The Spirit invites everyone who does not know the Lamb of God in this way of tenderness to come to him tonight and pray, to receive the Revelation of Jesus Christ.


[1] Since husband to wife is as Christ to the Church a real, and not merely symbolic, relationship of sharing exists between a Christian couple and Jesus and his Bride (Eph 5:25-33).

[2] The use of Branch to refer to Messiah is clear in Jer 23:5; 33:15; Zech 3:8; 6:12. Its reference here to Messiah is debated, for evidence supporting the direct applicability of this passage to Jesus, and so the Church, see: New American Commentary Isaiah 4:2

[3] “For the husband is the head of the wife even as Christ is the head of the church, his body, and is himself its Saviour.” (Eph 5:23 cf. Col 2:19).

[4] Including the wrath of the Lamb (Rev 6:16),

[5] How GOD became KING, p.236

[6] “Most simply stated, ‘apocalypse’ is shorthand for Jesus Christ.” (Harink).

[7] Revelation uniquely speaks of God as he “who is, who was and who is to come” (Rev 1:4, 8; 4:8).

[8] Understood in relation to the Second Coming.

[9] I.e. the Fourth Gospel, this is especially significant if the author of this Gospel and Revelation are the same.

[10] Deut 32:32; Zeph 1:18; 3:8; 2 Pet 3:7-13; Rev 8:7

[11] As per Pss. 18:18; 21:9; 50:3; 97:3; Isa 26:11; Dan 7:10

[12]“I came to cast fire on the earth, and would that it were already kindled! I have a baptism to be baptized with, and how great is my distress until it is accomplished!” (Luke 12:49-50 ESV).

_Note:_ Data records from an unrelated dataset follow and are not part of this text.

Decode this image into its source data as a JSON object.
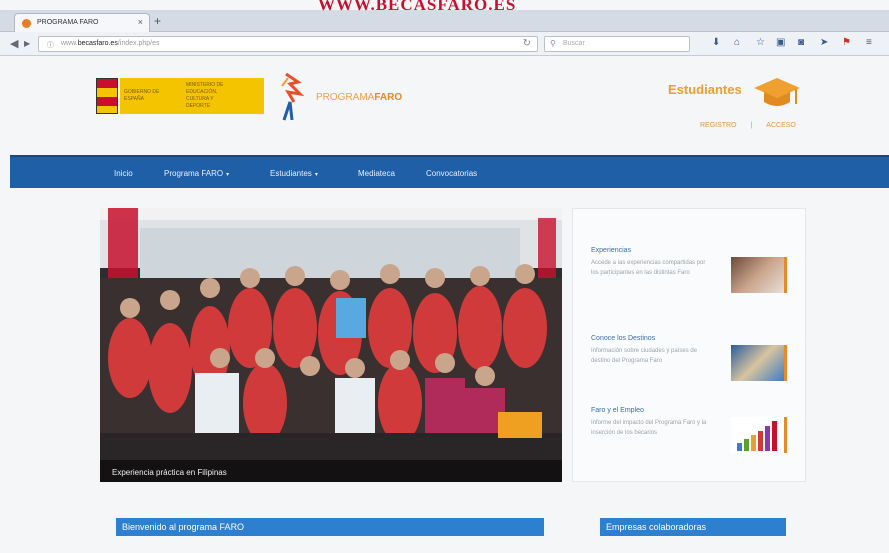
{
  "watermark": "WWW.BECASFARO.ES",
  "browser": {
    "tab_title": "PROGRAMA FARO",
    "tab_close": "×",
    "new_tab": "+",
    "url_host": "becasfaro.es",
    "url_path": "/index.php/es",
    "search_placeholder": "Buscar"
  },
  "header": {
    "gov_line1": "GOBIERNO DE ESPAÑA",
    "gov_line2": "MINISTERIO DE EDUCACIÓN, CULTURA Y DEPORTE",
    "brand_prefix": "PROGRAMA",
    "brand_suffix": "FARO",
    "students_title": "Estudiantes",
    "register_link": "REGISTRO",
    "separator": "|",
    "login_link": "ACCESO"
  },
  "menu": {
    "items": [
      {
        "label": "Inicio"
      },
      {
        "label": "Programa FARO",
        "caret": "▾"
      },
      {
        "label": "Estudiantes",
        "caret": "▾"
      },
      {
        "label": "Mediateca"
      },
      {
        "label": "Convocatorias"
      }
    ]
  },
  "hero": {
    "caption": "Experiencia práctica en Filipinas"
  },
  "side": {
    "items": [
      {
        "title": "Experiencias",
        "desc": "Accede a las experiencias compartidas por los participantes en las distintas Faro"
      },
      {
        "title": "Conoce los Destinos",
        "desc": "Información sobre ciudades y países de destino del Programa Faro"
      },
      {
        "title": "Faro y el Empleo",
        "desc": "Informe del impacto del Programa Faro y la inserción de los becarios"
      }
    ]
  },
  "bottom": {
    "welcome": "Bienvenido al programa FARO",
    "companies": "Empresas colaboradoras"
  },
  "colors": {
    "menu_blue": "#1f5fa8",
    "accent_orange": "#e8a030",
    "header_blue": "#2d7fd0"
  }
}
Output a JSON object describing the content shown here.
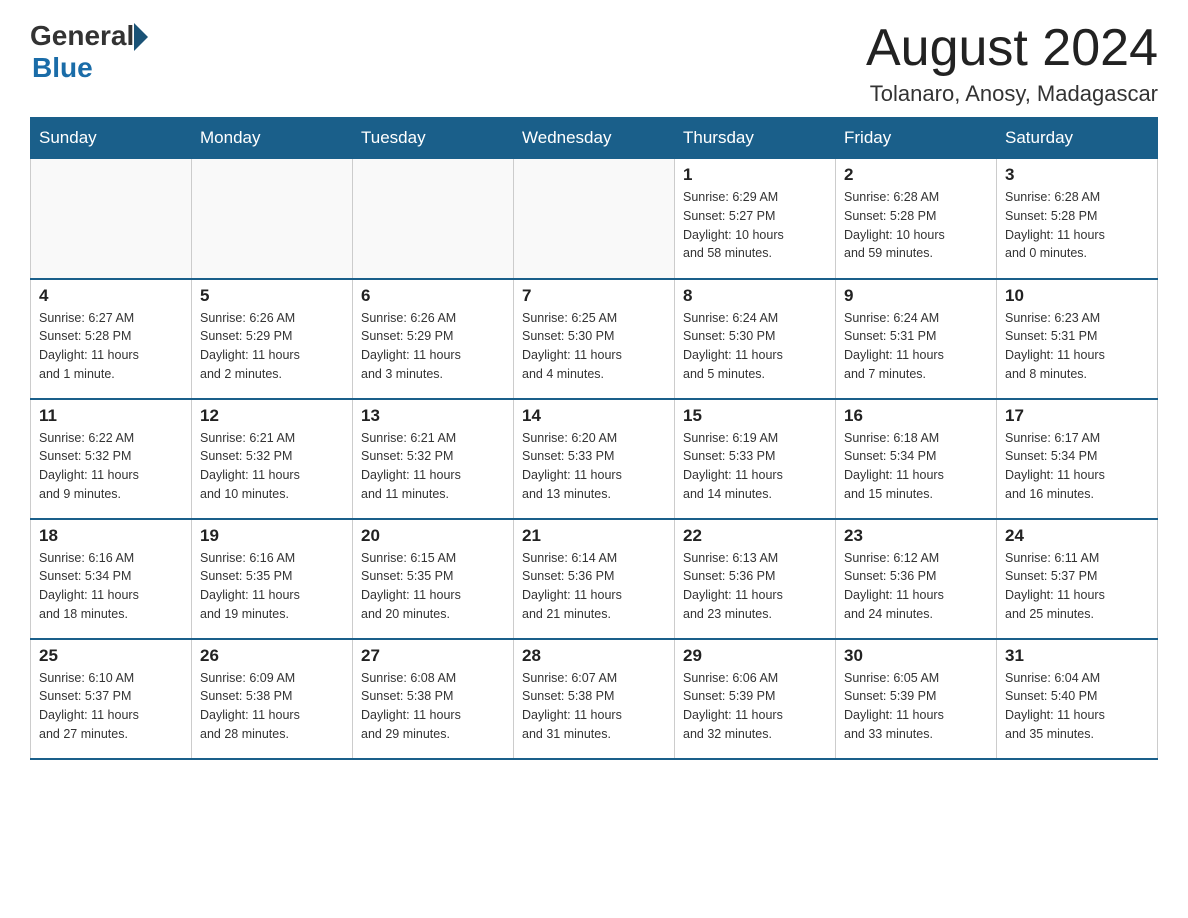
{
  "header": {
    "logo_general": "General",
    "logo_blue": "Blue",
    "month_title": "August 2024",
    "location": "Tolanaro, Anosy, Madagascar"
  },
  "days_of_week": [
    "Sunday",
    "Monday",
    "Tuesday",
    "Wednesday",
    "Thursday",
    "Friday",
    "Saturday"
  ],
  "weeks": [
    [
      {
        "day": "",
        "info": ""
      },
      {
        "day": "",
        "info": ""
      },
      {
        "day": "",
        "info": ""
      },
      {
        "day": "",
        "info": ""
      },
      {
        "day": "1",
        "info": "Sunrise: 6:29 AM\nSunset: 5:27 PM\nDaylight: 10 hours\nand 58 minutes."
      },
      {
        "day": "2",
        "info": "Sunrise: 6:28 AM\nSunset: 5:28 PM\nDaylight: 10 hours\nand 59 minutes."
      },
      {
        "day": "3",
        "info": "Sunrise: 6:28 AM\nSunset: 5:28 PM\nDaylight: 11 hours\nand 0 minutes."
      }
    ],
    [
      {
        "day": "4",
        "info": "Sunrise: 6:27 AM\nSunset: 5:28 PM\nDaylight: 11 hours\nand 1 minute."
      },
      {
        "day": "5",
        "info": "Sunrise: 6:26 AM\nSunset: 5:29 PM\nDaylight: 11 hours\nand 2 minutes."
      },
      {
        "day": "6",
        "info": "Sunrise: 6:26 AM\nSunset: 5:29 PM\nDaylight: 11 hours\nand 3 minutes."
      },
      {
        "day": "7",
        "info": "Sunrise: 6:25 AM\nSunset: 5:30 PM\nDaylight: 11 hours\nand 4 minutes."
      },
      {
        "day": "8",
        "info": "Sunrise: 6:24 AM\nSunset: 5:30 PM\nDaylight: 11 hours\nand 5 minutes."
      },
      {
        "day": "9",
        "info": "Sunrise: 6:24 AM\nSunset: 5:31 PM\nDaylight: 11 hours\nand 7 minutes."
      },
      {
        "day": "10",
        "info": "Sunrise: 6:23 AM\nSunset: 5:31 PM\nDaylight: 11 hours\nand 8 minutes."
      }
    ],
    [
      {
        "day": "11",
        "info": "Sunrise: 6:22 AM\nSunset: 5:32 PM\nDaylight: 11 hours\nand 9 minutes."
      },
      {
        "day": "12",
        "info": "Sunrise: 6:21 AM\nSunset: 5:32 PM\nDaylight: 11 hours\nand 10 minutes."
      },
      {
        "day": "13",
        "info": "Sunrise: 6:21 AM\nSunset: 5:32 PM\nDaylight: 11 hours\nand 11 minutes."
      },
      {
        "day": "14",
        "info": "Sunrise: 6:20 AM\nSunset: 5:33 PM\nDaylight: 11 hours\nand 13 minutes."
      },
      {
        "day": "15",
        "info": "Sunrise: 6:19 AM\nSunset: 5:33 PM\nDaylight: 11 hours\nand 14 minutes."
      },
      {
        "day": "16",
        "info": "Sunrise: 6:18 AM\nSunset: 5:34 PM\nDaylight: 11 hours\nand 15 minutes."
      },
      {
        "day": "17",
        "info": "Sunrise: 6:17 AM\nSunset: 5:34 PM\nDaylight: 11 hours\nand 16 minutes."
      }
    ],
    [
      {
        "day": "18",
        "info": "Sunrise: 6:16 AM\nSunset: 5:34 PM\nDaylight: 11 hours\nand 18 minutes."
      },
      {
        "day": "19",
        "info": "Sunrise: 6:16 AM\nSunset: 5:35 PM\nDaylight: 11 hours\nand 19 minutes."
      },
      {
        "day": "20",
        "info": "Sunrise: 6:15 AM\nSunset: 5:35 PM\nDaylight: 11 hours\nand 20 minutes."
      },
      {
        "day": "21",
        "info": "Sunrise: 6:14 AM\nSunset: 5:36 PM\nDaylight: 11 hours\nand 21 minutes."
      },
      {
        "day": "22",
        "info": "Sunrise: 6:13 AM\nSunset: 5:36 PM\nDaylight: 11 hours\nand 23 minutes."
      },
      {
        "day": "23",
        "info": "Sunrise: 6:12 AM\nSunset: 5:36 PM\nDaylight: 11 hours\nand 24 minutes."
      },
      {
        "day": "24",
        "info": "Sunrise: 6:11 AM\nSunset: 5:37 PM\nDaylight: 11 hours\nand 25 minutes."
      }
    ],
    [
      {
        "day": "25",
        "info": "Sunrise: 6:10 AM\nSunset: 5:37 PM\nDaylight: 11 hours\nand 27 minutes."
      },
      {
        "day": "26",
        "info": "Sunrise: 6:09 AM\nSunset: 5:38 PM\nDaylight: 11 hours\nand 28 minutes."
      },
      {
        "day": "27",
        "info": "Sunrise: 6:08 AM\nSunset: 5:38 PM\nDaylight: 11 hours\nand 29 minutes."
      },
      {
        "day": "28",
        "info": "Sunrise: 6:07 AM\nSunset: 5:38 PM\nDaylight: 11 hours\nand 31 minutes."
      },
      {
        "day": "29",
        "info": "Sunrise: 6:06 AM\nSunset: 5:39 PM\nDaylight: 11 hours\nand 32 minutes."
      },
      {
        "day": "30",
        "info": "Sunrise: 6:05 AM\nSunset: 5:39 PM\nDaylight: 11 hours\nand 33 minutes."
      },
      {
        "day": "31",
        "info": "Sunrise: 6:04 AM\nSunset: 5:40 PM\nDaylight: 11 hours\nand 35 minutes."
      }
    ]
  ]
}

[13] E.g. http://witnessinggod.wordpress.com/2011/05/25/end-times-sequence-parallels-between-matthew-24-and-revelation-6-7/

[14] The “loud voice” with which Jesus cries from the cross has parallels with the cries of the demons in Mark’s Gospel who are on the point of being expelled from human lives (1:24, 26; 5:7; 15:34).

[15] At the very point of Jesus death, “the curtain of the temple was torn in two, from top to bottom.” (Matt 27:51). This apocalyptic scene signifies that the old world of restricted access to God has come to an end and the glory of God is now immediately accessible through the pierced body of the Lamb of God (cf. Heb 10:19-20). This is the spiritual “open door in heaven” through which John will later enter to receive visions of Jesus in the throne room of heaven (Rev 4:1).

[16]  “Christ, the truth, is judge of the world, by the very fact of having taken it upon himself.” (Zizioulas)

[17] “What is first in intention is last in execution.”